With all the leprechauns and green beer it's easy to miss the significance of Patrick's missionary work. Firstly, thanks to his labours and those of his companions the warlike Irish were converted to Christianity in the space of less than two generations without any martyrdoms. Secondly, Patrick represents the Church re-discovering its missionary nature. After the Apostolic era and early Patristic era and the mission to the gentiles there wasn't a huge amount of strictly missionary activity within the church. Christianity seemed to spread 'naturally' within the Empire and this situation was exacerbated by the conversion of Constantine and the consequent elevation of Christianity to the level of an official empire. It was therefore quite a bold step of Patrick to move beyond the bounds of the 'safe' world of the Empire to the barbaric island of Hibernia where he had already been a slave. Indeed, his missionary efforts seem to have been opposed by the bishops of Britain who did not seem to recognise the value of bringing the Gospel to these barbarians.
The fact that the conversion to Christianity so unbloody inspired many an Irish monk to exile himself from his homeland as a substitute for the martyrdom otherwise denied him and it was this that contributed so much to the presevation and restoration of learning after the dark ages.
Patrick wrote of his mission in Ireland as follows:
Now, it would be tedious to give a detailed account of all my labours or even a part of them. Let me tell you briefly how the merciful God often freed me from slavery and from twelve dangers in which my life was at stake, not to mention numerous plots, which I cannot express in words; for I do not want to bore my readers. But God is my witness, who knows all things even before they come to pass, as He used to forewarn even me, poor wretch that I am, of many things by a divine message.

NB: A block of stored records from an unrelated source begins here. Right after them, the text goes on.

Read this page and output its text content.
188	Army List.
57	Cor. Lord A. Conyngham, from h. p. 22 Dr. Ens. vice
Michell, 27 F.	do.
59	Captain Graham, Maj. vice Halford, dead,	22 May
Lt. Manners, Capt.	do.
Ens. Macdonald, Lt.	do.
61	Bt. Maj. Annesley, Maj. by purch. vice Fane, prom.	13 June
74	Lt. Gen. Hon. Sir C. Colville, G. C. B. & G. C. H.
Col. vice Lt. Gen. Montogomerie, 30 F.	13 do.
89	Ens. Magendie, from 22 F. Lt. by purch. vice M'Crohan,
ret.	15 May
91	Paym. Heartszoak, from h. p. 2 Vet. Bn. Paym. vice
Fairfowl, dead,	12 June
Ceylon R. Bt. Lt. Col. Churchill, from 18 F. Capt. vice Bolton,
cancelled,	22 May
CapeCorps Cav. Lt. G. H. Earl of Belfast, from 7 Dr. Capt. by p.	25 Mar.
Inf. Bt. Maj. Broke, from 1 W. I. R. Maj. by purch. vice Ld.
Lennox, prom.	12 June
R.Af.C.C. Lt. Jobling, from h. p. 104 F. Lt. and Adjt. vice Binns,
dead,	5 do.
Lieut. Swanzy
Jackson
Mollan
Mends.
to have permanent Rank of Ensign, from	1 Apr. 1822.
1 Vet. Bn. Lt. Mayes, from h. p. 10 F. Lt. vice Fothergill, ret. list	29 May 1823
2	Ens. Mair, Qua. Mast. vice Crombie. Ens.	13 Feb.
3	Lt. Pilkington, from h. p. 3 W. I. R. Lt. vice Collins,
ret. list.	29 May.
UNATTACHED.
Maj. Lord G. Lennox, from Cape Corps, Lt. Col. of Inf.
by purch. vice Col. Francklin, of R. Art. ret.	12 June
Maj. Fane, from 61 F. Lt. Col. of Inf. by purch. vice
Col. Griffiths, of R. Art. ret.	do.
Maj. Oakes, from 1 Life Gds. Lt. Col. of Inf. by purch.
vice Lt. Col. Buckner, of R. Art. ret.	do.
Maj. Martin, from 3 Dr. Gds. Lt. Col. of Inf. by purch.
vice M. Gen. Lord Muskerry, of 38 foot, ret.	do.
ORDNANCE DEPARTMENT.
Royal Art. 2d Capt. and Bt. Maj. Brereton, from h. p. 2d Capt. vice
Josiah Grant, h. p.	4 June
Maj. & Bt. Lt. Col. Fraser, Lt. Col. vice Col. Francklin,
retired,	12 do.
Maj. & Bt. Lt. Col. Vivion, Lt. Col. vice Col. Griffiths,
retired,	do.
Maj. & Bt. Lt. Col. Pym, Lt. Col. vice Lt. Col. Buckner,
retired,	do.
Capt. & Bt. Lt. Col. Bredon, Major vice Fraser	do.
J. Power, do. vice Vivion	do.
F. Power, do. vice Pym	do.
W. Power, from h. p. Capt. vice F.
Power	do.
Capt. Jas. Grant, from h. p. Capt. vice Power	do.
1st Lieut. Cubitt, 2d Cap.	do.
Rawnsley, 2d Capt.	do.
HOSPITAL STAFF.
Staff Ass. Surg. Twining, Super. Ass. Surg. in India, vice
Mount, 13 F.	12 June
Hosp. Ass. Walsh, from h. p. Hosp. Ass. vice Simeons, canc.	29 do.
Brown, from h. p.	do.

How came I by this wisdom, which was not in me, who neither knew the number of my days nor knew what God was? Whence was given to me afterwards the gift so great, so salutary, to know God and to love Him, although at the price of leaving my country and my parents?
And many gifts were offered to me in sorrow and tears, and I offended the donors, much against the wishes of some of my seniors; but, guided by God, in no way did I agree with them or acquiesce. It was not grace of my own, but God, who is strong in me and resists them all, as He had done when I came to the people of Ireland to preach the Gospel, and to suffer insult from the unbelievers, hearing the reproach of my going abroad, and many persecutions even unto bonds, and to give my free birth for the benefit of others; and, should I be worthy, I am prepared to give even my life without hesitation and most gladly for His name, and it is there that I wish to spend it until I die, if the Lord would grant it to me.
For I am very much God's debtor, who gave me such grace that many people were reborn in God through me and afterwards confirmed, and that clerics were ordained for them everywhere, for a people just coming to the faith, whom the Lord took from the utmost parts of the earth, as He once had promised through His prophets: To Thee the gentiles shall come from the ends of the earth and shall say: `How false are the idols that our fathers got for themselves, and there is no profit in them'; and again: `I have set Thee as a light among the gentiles, that Thou mayest be for salvation unto the utmost part of the earth.'
And there I wish to wait for His promise who surely never deceives, as He promises in the Gospel: They shall come from the east and the west, and shall sit down with Abraham and Isaac and Jacob, as we believe the faithful will come from all the world.